第3話 ライザハット王の罪
「お、思い出しました! 神聖ロマイナ帝国第12皇子カイルロッド様にございます。お忍びで我が国にご逗留あそばされました」
「第12皇子カイルロッドで間違いないな?」
「も、もちろんです! 間違いはありませぬ!」
「そうか」
第12皇子ともなれば皇位継承権はほぼ回ってこない。
となれば。
国を背負う気概も心意気もなにもなく、ただただ暇にあかせて好き放題に舐めた人生を送っているのだろう。
そして7年前。
そんなクズに、貧しいながらも懸命に生きて想い人と愛を育んでいた姉さんはさらわれ、汚され、嬲られ、輪姦されゴミのように捨てられたのだ!
そして姉さんをなんとか助けようと王宮に向かった婚約者のパウロ
「もう一つ聞くぞ。7年前のあの時、町娘が一人さらわれた。そして皇子に好き放題に犯されたんだ。皇子をもてなしたお前もその件に関わっていたはずだ、当然覚えているよな?」
「あ、ああ……あの美しい娘のことだな、もちろん覚えているとも。あの娘には可哀そうなことをしたとワシも思っておるのだ」
「ちなみに俺の姉さんなんだよ。そしてあの後、首をつって死んだんだ」
「うぐ……」
「今、可哀そうなことをしたと言ったな? 姉さんの人生を滅茶苦茶にしておいて、そんな簡単な言葉で済むと本当に思ってるのか! ああっ!?」
リュージの心に、嵐のごとき激しい怒りが巻き起こった。
奥歯をギリリと噛みしめる。
リュージの烈火の如き怒りがライザハット王にも伝わったのか、
「ま、待つのだ! ワシは好色なカイルロッド皇子に命令されて仕方なくあの娘を――お前の姉をさらわせたのだ!」
「仕方なくだと?」
「そうだ、仕方なくだ! 考えても見よ、いと尊き神聖ロマイナ帝国皇子の命令を、実質属国扱いされているシェアステラのような小国の王に過ぎぬワシに、拒めると思うか? 無理だ、拒めはせぬ。な、そうであろう!?」
ライザハット王は懇願するように早口で言い訳を並べ立てた。
仕方なくやらされたことなのだと、自分は加害者ではなく命令されてやむにやまれずやったのだと。

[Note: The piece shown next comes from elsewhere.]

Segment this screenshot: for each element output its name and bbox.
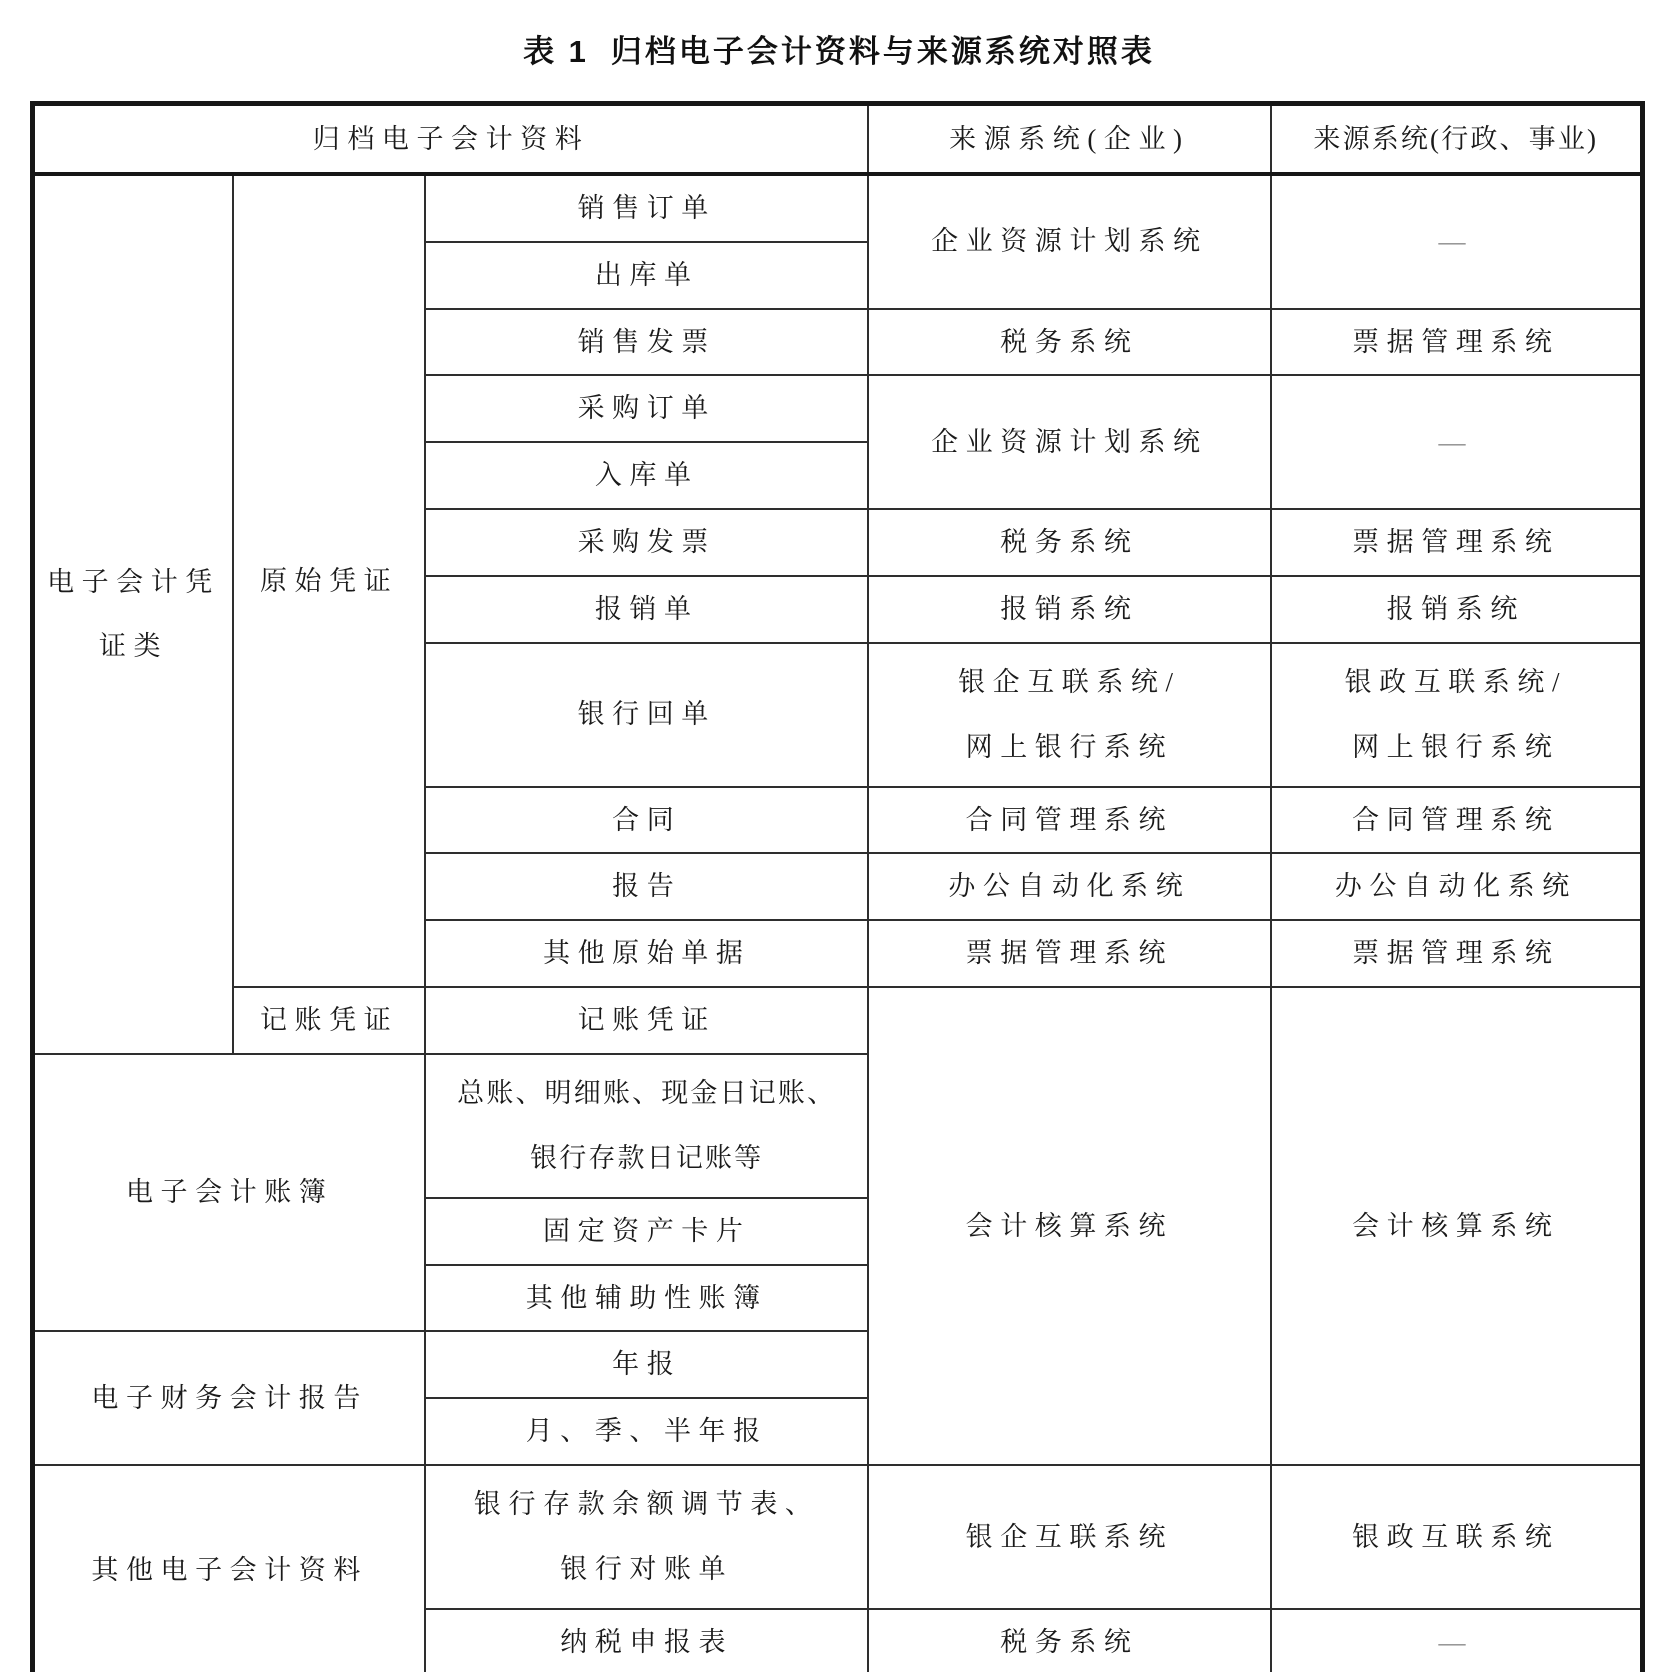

必死に弁明を重ねる。
「そっか、お前の言い分はわかったよ。お前も大変だったんだな」
そしてリュージが初めて理解を示すような言葉を発したのを見て、
「おお、わかってくれたか! そうなのだ、あれは仕方なかったのだ。ワシとてやりたくなかったのだ!」
「そうか……それで?」
「だから命だけは助けてくれぬか。そうだ、なんならこの国も譲ろう、ワシは隠居する。今日この瞬間よりお前はこの国の王となって、好き勝手に振る舞えるのだ。どうだ、悪くない話だろう? だからどうか命だけは助けてくれぬか」
ライザハット王はここがチャンスとばかりに、王座を譲るという破格の条件まで提示し、言葉を尽くしてリュージを説得にかかった。
自分の命がかかっているので文字通り必死だった。
「そうだな……どうしようかな?」
「なにとぞ頼む……」
「ところで王さま、姉さんは皇子だけでなくライザハット王にも犯されたと言っていたんだがな?」
「な……え……?」
しかしリュージのその言葉に、矢継ぎ早で弁を弄していたライザハット王の口がピタリと止まった。
「帰ってきた姉さんは身も心もぼろぼろだったよ。股と尻からは誰の物とも知らない精液を大量にこぼしながら、顔も身体もそれはもう一辺の隙間もなく精液まみれでさ。街一番の器量よしと言われた自慢の姉さんは、見る影もなかった」
「あ……う……」
「そして姉さんはこう言ったんだ。皇子に犯し尽くされたあと、この国の王であるお前にも犯され、さらには側近の貴族どもに犯され、神父に犯され、最後は兵士どもに散々好き放題に輪姦されたと、死んだ目をしながら呟いてたんだけどな?」
「ぁ……あぁ……っ……」
「姉さんとお前で言い分がこうも違うのは、これは一体全体どういうことなんだろうな?」
「そ、それは……その……」
リュージに凄むように問われたライザハット王の口からは、もはや言葉らしい言葉は出てこなかった。